Indeed, the most recent European practice guidelines are authored by "The Sixth Joint Task Force of the European Society of Cardiology and Other Societies on Cardiovascular Disease Prevention in Clinical Practice (constituted by representatives of 10 societies and by invited experts)."[2]

Besides the ESC, EAS, European Heart Network, and European Society of Hypertension, the societies include specialists in stroke, diabetes, sports medicine, family medicine, and behavioral medicine.

"Many general practitioners in Europe are still so against the idea of giving medicine to somebody they believe is still healthy," said Nordestgaard. "And some of these voices are being given a say in the European guidelines."

It wouldn't take much to fix the situation, he said. While the other guidelines have all expanded statin indications based on strong clinical trial evidence, the ESC/EAS guidelines continued to recommend a treatment threshold of a 5% 10-year risk for fatal ASCVD.

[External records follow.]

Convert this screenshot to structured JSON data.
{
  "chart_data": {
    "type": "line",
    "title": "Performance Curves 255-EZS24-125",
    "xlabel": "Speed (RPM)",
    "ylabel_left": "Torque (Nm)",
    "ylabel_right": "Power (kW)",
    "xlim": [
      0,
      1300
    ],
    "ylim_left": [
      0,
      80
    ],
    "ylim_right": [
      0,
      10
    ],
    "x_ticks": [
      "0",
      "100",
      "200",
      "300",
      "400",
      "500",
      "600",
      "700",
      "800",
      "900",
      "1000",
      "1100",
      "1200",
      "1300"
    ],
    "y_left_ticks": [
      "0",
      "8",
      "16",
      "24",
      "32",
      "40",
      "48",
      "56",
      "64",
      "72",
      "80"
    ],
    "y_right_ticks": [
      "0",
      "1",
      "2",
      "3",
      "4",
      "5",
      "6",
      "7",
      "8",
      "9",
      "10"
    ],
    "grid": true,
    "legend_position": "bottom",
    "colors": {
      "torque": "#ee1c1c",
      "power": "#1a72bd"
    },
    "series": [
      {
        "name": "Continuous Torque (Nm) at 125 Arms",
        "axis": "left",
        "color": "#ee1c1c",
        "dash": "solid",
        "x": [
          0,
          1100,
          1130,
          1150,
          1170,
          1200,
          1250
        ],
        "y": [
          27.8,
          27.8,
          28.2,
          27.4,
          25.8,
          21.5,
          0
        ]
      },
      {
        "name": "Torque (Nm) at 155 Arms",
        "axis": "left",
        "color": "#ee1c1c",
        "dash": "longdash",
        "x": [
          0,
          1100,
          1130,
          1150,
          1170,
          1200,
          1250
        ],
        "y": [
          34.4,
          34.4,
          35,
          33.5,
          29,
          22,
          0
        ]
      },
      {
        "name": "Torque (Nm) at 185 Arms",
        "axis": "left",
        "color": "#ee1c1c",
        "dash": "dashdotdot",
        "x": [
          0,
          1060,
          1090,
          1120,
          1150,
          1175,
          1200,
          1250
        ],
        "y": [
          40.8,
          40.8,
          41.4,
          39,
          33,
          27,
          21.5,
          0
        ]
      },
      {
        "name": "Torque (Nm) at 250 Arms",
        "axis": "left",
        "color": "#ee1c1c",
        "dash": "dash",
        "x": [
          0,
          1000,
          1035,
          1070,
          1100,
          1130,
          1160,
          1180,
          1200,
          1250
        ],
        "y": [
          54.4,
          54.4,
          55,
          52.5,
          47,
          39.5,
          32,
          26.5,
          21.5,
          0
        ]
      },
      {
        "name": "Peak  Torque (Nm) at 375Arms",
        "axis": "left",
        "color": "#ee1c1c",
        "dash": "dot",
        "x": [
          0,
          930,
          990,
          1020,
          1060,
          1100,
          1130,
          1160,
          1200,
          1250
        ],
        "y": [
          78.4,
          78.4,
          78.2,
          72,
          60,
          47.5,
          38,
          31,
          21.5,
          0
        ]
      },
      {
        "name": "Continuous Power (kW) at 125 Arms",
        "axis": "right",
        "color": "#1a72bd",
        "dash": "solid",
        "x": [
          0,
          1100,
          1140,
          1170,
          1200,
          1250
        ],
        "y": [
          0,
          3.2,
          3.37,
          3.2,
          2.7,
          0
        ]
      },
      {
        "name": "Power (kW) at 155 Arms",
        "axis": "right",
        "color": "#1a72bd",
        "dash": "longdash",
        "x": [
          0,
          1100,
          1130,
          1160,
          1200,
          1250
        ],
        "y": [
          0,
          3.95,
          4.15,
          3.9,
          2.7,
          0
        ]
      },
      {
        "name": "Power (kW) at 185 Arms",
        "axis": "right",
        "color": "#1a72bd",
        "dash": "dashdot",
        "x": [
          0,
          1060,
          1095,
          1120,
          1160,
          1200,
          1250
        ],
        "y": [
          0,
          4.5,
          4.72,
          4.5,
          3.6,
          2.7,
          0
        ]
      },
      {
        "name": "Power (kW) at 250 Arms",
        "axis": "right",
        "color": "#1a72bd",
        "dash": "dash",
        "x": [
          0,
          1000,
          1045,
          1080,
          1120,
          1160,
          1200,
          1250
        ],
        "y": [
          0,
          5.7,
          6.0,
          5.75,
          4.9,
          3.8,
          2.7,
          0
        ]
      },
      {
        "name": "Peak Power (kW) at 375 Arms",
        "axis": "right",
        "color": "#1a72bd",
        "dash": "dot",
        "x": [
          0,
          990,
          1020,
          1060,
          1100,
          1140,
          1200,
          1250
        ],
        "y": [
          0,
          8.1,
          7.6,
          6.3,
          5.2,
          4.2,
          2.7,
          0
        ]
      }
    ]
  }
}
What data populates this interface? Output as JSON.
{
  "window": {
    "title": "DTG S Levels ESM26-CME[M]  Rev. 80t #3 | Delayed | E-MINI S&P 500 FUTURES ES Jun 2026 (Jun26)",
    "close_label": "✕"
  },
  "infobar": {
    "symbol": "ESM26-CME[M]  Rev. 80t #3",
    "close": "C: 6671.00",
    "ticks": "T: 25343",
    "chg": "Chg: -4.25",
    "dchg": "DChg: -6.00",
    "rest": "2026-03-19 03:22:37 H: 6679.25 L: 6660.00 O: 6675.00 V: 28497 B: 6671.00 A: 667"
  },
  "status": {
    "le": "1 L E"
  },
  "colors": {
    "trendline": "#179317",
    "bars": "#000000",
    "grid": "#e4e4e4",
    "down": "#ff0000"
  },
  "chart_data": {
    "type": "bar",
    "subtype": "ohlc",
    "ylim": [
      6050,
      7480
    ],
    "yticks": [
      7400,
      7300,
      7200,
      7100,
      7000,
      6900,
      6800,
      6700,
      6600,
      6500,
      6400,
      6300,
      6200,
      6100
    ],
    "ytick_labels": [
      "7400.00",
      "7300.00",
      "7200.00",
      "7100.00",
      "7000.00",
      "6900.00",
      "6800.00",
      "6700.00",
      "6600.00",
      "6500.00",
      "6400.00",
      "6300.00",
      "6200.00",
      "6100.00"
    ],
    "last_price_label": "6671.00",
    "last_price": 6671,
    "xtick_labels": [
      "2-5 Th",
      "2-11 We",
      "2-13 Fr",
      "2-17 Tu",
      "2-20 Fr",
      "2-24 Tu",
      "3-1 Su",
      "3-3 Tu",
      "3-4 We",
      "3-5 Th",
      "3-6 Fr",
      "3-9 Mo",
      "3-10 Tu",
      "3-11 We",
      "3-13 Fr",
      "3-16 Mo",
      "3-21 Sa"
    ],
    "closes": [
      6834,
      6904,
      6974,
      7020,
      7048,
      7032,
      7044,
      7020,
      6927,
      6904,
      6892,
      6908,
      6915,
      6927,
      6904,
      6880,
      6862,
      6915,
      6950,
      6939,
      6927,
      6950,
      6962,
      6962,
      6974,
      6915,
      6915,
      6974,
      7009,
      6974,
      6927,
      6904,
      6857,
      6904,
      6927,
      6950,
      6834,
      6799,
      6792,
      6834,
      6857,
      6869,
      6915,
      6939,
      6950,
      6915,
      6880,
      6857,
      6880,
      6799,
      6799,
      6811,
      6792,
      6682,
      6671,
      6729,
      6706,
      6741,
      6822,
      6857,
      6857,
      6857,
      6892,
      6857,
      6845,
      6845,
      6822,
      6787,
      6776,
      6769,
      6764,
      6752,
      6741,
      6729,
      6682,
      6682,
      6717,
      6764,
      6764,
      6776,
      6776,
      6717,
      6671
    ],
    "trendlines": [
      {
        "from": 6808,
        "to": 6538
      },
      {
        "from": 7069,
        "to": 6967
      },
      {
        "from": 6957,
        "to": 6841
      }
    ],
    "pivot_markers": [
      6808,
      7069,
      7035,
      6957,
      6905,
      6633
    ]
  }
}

"That corresponds to a roughly 20% morbidity risk of CVD, where the US guidelines cut it down to 7.5% and the Canadians did similarly," said Nordestgaard.

Observational Study Followed by Modeling Study

Nordestgaard and Martin Mortensen, MD, PhD, from Aarhus University Hospital, Denmark, compared the utility of different guidelines for primary prevention of ASCVD.

They first conducted an observational study of actual ASCVD events (nonfatal myocardial infarction, fatal coronary heart disease, stroke) during 10 years of follow-up in 45,750 Danish persons aged 40 to 75 years enrolled in the Copenhagen General Population Study. Participants were not using statins and did not have ASCVD at baseline.

Armed with the event data, the researchers then parsed through the different guideline recommendations and applied them to determine statin eligibility. They estimated the potential for reduction of all ASCVD events over 10 years through statin assignment of each guideline in persons 40 to 75 years of age.

Despite being founded on the same trial evidence, the guidelines have substantial differences, including in the recommended prediction model for ASCVD and in the risk threshold and low-density lipoprotein cholesterol cut-points for assignment of statin use, the authors write.

"Future updates of some guidelines may need to assign statin therapy to more patients to optimize ASCVD prevention," they conclude. "Future studies are needed to compare the cost-effectiveness of these 5 guidelines."

In an editorial[3] accompanying the publication, GB John Mancini, MD (University of British Columbia, Vancouver, BC, Canada), writes that guideline development is a complex process that arrives at conclusions that "reflect the priorities, preferences, local needs, and practical realities of intended users." Beyond that, they also reflect the structure imposed on the clinical trial findings, including the risk algorithms.

"One of the values of this paper is that it comes from a European member and they looked at it dispassionately and showed these comparative performances that are hard to just brush under the rug, so I think the 13% is something that needs to be reconsidered compared to the Canadian, US, and UK versions, again emphasizing that all the guidelines are based on the same science," Mancini said in an interview.

He added that the methods used by Mortensen and Nordestgaard are strong and that their paper reflected careful interpretation of the heavily nuanced individual guidelines.

This research was funded by Herlev and Gentofte Hospital, Copenhagen University Hospital, Aarhus University, and the Copenhagen County Foundation. Nordestgaard and Mortensen have disclosed no relevant financial relationships. Mancini reports being a member of the writing committee for the CCS dyslipidemia guidelines.